"This is a small piece of a much, much larger fiscal challenge that we've got as a city."
Luke Bronin
A week after announcing a three-way deal to pay for $10 million in construction overruns at Hartford's new minor league baseball stadium, Hartford Mayor Luke Bronin held a town hall meeting with residents to talk about it.
In front of a packed house at the Hartford Public Library on Monday night, Bronin said the taxpayers would eventually have to pay about a third of the total burden -- amounting to a few hundred thousand dollars of extra money each year. And if that was the bad news, it gets worse -- the city has a $10 million deficit this year, and a projected $30 million deficit in the year to come.
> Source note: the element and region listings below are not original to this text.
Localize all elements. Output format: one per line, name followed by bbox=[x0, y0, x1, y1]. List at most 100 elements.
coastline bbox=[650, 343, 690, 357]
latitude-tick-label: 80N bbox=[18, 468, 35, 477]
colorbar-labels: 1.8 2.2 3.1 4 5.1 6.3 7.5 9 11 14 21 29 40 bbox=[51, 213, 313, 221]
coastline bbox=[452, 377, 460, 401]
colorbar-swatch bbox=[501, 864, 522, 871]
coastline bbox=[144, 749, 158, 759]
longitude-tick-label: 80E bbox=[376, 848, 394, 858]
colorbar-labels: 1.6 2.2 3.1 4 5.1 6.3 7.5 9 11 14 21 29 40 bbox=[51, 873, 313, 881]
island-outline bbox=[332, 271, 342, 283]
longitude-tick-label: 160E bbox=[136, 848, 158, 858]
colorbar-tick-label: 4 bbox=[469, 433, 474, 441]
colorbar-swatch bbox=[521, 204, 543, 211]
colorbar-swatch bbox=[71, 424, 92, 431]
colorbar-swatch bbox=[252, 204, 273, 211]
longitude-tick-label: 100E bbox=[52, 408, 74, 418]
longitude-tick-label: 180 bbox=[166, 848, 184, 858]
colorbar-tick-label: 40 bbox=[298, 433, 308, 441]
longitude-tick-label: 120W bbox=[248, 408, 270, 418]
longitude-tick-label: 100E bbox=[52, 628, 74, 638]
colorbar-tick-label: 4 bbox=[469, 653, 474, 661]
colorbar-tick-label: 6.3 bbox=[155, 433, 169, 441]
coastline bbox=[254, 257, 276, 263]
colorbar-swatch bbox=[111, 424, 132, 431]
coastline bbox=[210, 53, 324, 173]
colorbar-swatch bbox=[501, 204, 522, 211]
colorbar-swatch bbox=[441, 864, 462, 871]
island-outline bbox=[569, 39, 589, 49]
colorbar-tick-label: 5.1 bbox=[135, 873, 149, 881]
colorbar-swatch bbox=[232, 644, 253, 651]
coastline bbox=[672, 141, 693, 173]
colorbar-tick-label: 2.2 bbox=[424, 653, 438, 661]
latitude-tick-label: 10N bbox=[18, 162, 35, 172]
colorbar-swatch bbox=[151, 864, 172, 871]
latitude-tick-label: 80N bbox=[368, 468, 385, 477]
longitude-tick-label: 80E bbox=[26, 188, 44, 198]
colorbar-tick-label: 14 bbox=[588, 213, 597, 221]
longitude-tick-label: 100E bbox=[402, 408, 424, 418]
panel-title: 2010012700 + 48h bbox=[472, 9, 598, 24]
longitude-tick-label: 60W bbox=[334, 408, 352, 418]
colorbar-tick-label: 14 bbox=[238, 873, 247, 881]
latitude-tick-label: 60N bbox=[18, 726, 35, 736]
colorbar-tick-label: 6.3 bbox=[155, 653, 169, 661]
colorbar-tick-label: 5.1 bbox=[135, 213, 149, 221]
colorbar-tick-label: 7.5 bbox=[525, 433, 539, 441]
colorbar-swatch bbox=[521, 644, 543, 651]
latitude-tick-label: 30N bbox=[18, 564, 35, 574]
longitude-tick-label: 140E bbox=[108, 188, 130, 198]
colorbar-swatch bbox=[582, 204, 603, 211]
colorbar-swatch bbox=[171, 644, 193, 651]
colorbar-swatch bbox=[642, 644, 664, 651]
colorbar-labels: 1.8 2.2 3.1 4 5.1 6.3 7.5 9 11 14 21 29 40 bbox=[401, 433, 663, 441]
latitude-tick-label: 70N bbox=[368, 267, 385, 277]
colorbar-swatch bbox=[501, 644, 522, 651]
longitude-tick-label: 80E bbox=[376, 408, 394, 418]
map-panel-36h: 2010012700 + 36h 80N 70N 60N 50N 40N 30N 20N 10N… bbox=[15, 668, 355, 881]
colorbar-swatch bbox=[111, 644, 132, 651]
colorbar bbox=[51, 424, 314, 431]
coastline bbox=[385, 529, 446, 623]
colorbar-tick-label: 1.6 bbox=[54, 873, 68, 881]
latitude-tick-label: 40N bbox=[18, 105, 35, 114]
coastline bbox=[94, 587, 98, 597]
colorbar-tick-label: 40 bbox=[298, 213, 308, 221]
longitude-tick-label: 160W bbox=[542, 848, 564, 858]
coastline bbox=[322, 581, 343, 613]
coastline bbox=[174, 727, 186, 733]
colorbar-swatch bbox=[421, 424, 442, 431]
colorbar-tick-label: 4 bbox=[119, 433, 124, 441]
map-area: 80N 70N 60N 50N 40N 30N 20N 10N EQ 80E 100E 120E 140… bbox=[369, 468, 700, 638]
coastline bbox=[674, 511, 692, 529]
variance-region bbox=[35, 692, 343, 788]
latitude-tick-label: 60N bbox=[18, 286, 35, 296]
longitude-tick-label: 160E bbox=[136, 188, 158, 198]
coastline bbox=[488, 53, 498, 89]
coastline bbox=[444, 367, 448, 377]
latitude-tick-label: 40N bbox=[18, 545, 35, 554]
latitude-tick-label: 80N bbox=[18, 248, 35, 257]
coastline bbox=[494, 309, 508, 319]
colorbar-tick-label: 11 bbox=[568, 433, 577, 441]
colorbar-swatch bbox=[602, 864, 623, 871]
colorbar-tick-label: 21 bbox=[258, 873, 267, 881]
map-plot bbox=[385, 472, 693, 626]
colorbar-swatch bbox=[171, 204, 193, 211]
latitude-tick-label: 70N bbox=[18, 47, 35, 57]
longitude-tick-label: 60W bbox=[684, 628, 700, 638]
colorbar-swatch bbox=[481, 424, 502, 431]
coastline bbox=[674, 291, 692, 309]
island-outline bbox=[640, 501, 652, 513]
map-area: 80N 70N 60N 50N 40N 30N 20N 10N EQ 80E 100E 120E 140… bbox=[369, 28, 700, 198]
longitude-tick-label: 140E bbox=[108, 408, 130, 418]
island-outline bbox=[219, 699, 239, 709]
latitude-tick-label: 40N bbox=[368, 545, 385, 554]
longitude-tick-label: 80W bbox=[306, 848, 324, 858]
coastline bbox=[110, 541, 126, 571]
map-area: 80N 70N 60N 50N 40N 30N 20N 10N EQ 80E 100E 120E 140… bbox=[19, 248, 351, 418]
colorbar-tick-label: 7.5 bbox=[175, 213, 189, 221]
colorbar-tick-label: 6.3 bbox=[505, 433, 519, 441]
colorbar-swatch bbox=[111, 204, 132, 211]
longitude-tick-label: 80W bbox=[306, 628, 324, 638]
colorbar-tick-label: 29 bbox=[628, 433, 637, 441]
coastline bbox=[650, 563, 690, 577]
"We're going to be paying hundreds of thousands of dollars a year more in debt service as a result of having to fill this gap, but the problem was already there, and on a much larger scale," said Bronin. "This is a small piece of a much, much larger fiscal challenge that we've got as a city."
One resident asked Bronin whether he had confidence in the project's developer -- the Middletown-based Centerplan Companies. That's because when the roughly $70 million stadium is done, Centerplan still has a contract to build more than $300 million in residential, retail, and entertainment around it.
Bronin said the city needs to see that development through -- because it needs the money it will generate to pay back its lenders.
"So we have a tremendous amount invested as a city -- long before this latest negotiation -- we had a tremendous amount invested as a city in seeing that project proceed," said Bronin. "I'm committed to doing everything I can to make sure that that happens."
Bronin said the stadium should be ready for a first pitch by the end of May.